- Title page of "Final War" as it appeared in The Magazine of Fantasy & Science Fiction, April 1968.
- Country: United States
- Language: English
- Genre: Science fiction

Publication
- Published in: The Magazine of Fantasy & Science Fiction
- Publication type: Digest
- Publisher: Mercury Press, Inc.
- Media type: Print
- Publication date: April 1968

= Final War (short story) =

"Final War" is a short story by American author Barry N. Malzberg under the pseudonym K. M. O'Donnell. It was first published in the April 1968 issue of The Magazine of Fantasy & Science Fiction.

==Background==
Barry N. Malzberg used the pseudonym K. M. O'Donnell. He lived in Manhattan and was 28 years old. Malzberg followed the sports news and found the headlines strange. These headlines inspired "Final War". In February 1965, Malzberg wrote "Final War". The Atlantic Monthly, Esquire, The Kenyon Review, and Playboy rejected it. "Final War" was sold to The Magazine of Fantasy & Science Fiction on October 1, 1967.

==Publication history==
"Final War" was first published under the pseudonym K. M. O'Donnell in the April 1968 issue of The Magazine of Fantasy & Science Fiction.
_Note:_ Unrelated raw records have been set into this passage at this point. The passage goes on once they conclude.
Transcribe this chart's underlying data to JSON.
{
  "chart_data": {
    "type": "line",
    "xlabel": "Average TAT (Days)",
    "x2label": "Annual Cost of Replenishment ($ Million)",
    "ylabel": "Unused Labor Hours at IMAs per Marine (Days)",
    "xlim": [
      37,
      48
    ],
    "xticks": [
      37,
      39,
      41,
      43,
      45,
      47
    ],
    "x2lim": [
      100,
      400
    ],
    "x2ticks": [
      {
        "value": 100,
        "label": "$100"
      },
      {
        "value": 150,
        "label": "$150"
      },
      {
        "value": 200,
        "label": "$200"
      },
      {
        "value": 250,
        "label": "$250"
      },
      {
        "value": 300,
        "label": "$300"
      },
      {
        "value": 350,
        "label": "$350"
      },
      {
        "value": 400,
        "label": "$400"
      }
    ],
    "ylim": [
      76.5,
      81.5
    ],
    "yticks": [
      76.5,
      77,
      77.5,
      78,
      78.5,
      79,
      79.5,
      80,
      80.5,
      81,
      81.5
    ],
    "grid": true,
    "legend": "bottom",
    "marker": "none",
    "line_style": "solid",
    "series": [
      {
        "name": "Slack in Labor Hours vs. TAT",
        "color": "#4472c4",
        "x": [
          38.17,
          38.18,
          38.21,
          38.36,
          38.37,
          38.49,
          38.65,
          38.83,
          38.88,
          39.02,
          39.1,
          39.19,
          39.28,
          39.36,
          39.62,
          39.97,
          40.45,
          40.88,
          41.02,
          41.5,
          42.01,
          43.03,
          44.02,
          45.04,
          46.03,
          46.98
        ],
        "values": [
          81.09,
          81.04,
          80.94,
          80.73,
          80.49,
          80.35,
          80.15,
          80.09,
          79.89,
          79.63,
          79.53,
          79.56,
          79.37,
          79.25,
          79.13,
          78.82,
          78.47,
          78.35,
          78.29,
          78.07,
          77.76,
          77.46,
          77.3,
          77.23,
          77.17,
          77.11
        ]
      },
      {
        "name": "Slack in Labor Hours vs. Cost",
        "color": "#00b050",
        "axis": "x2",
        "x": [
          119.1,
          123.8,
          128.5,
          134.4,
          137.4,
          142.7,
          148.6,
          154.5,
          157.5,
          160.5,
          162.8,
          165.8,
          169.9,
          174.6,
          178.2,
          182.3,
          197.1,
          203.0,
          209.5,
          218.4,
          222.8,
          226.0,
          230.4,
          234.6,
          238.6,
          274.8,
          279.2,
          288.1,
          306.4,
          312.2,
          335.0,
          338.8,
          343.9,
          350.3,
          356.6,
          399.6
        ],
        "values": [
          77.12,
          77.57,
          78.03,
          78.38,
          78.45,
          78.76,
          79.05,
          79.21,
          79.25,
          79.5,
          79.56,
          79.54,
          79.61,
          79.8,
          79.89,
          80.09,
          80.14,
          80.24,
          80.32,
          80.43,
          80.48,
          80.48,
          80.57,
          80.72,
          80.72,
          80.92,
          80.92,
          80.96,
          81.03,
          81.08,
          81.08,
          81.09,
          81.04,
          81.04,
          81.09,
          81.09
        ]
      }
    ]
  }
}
It reappeared in the books The Best from Fantasy and Science Fiction: Eighteenth Series (1969) edited by Edward L. Ferman, Best SF: 1968 or The Year's Best Science Fiction No. 2 (1969) edited by Brian W. Aldiss and Harry Harrison, Final War and Other Fantasies (1969); The Future Now (1977) edited by Robert Hoskins; Malzberg at Large (1979) and The Many Worlds of Barry Malzberg (1975).

==Plot==
Two factions fight a battle on an enormous estate. One side defends the forest while the other attacks and vice versa. The story is told from three members of one side: Hastings, the Captain, and the First Sergeant. Hastings requests convalescent leave from Headquarters so he may leave the battle, which has become monotonous but is repeatedly ignored by the new Captain who he believes is insane. The new Captain says he cannot accept requests until he is properly acclimatised. On election day, bomber airplanes are dispatched. However, they drop bombs on their side instead of the enemy. The survivors take over the forest. A few remain in the forest. The new Captain orders their executions, but an enemy airplane bombs the forest, killing them. Hastings rereads his letter for convalescent leave, which relates his frustrations. Previously, he wrote another letter to the old captain, who also rebuffed his request. When Hastings asks the First Sergeant, he says the Captain is preparing a new speech. Hastings sends his request to the First Sergeant to give to Headquarters but says it has to be written in code. When Hastings asks for the codebook, the First Sergeant hands him his notes for his autobiographical novel. Hastings decides to hand the new Captain his request in the middle of his upcoming speech. The new Captain calls the company into formation. He tells them they may not feel like the battle means anything anymore, but all that will change. He says the limited action they're in is now an all-out war. Hastings stabs the new Captain with a bayonet. The perspective shifts to the new Captain. He blames Hastings for the troop's low morale. The Captain ignores his requests because he does not want Hastings in an asylum. When one of Hastings' requests is received, a Corporal arrives. The Captain tells him Hastings has died. The Captain decides to kill Hastings after his speech to raise morale. Instead, Hastings stabs him. The POV shifts to the First Sergeant. The First Sergeant hates both Hastings and the Captain. The First Sergeant is in charge of sending and receiving communiques from Headquarters. Hastings and the new Captain bother him too much for the First Sergeant to do it properly. He destroys the radio equipment and writes the communiques himself. Neither the Captain nor Hastings noticed the difference. He wonders if he did wrong and decides he is right.

==Reception==
"Final War" was six votes away from winning the 1968 Nebula Award for Best Novelette. In 1968, The Magazine of Fantasy & Science Fiction editor Edward L. Ferman said "Final War" "takes the glamour out [of war], and does it brilliantly." In 1969, Science Fiction Reviews Richard E. Geis reviewed Best SF: 1968 and noted it was "good, a sort of Vietnam Catch-22, macabre and insane." Analog Science Fiction / Science Facts P. Schuyler Miller critiqued "To me, the inane confusion of the senseless, overformalized "war" of the future is overdone and merely compounds the point that war—any war—is nonsense. But who is to say that is not precisely the author's intent—to hammer the point home just as heavy-handedly as he can?" Later reviewing The Best from Fantasy and Science Fiction: Eighteenth Series, he called it "much anthologized." In 1970, The Magazine of Fantasy & Science Fictions Joanna Russ found it "quite good." In 2018, Rich Horton declared it "a very funny story, albeit very blackly funny, and its anti-war attitude is much more general than simply anti-Vietnam. It seems to resemble Catch-22 more than anything, I would say."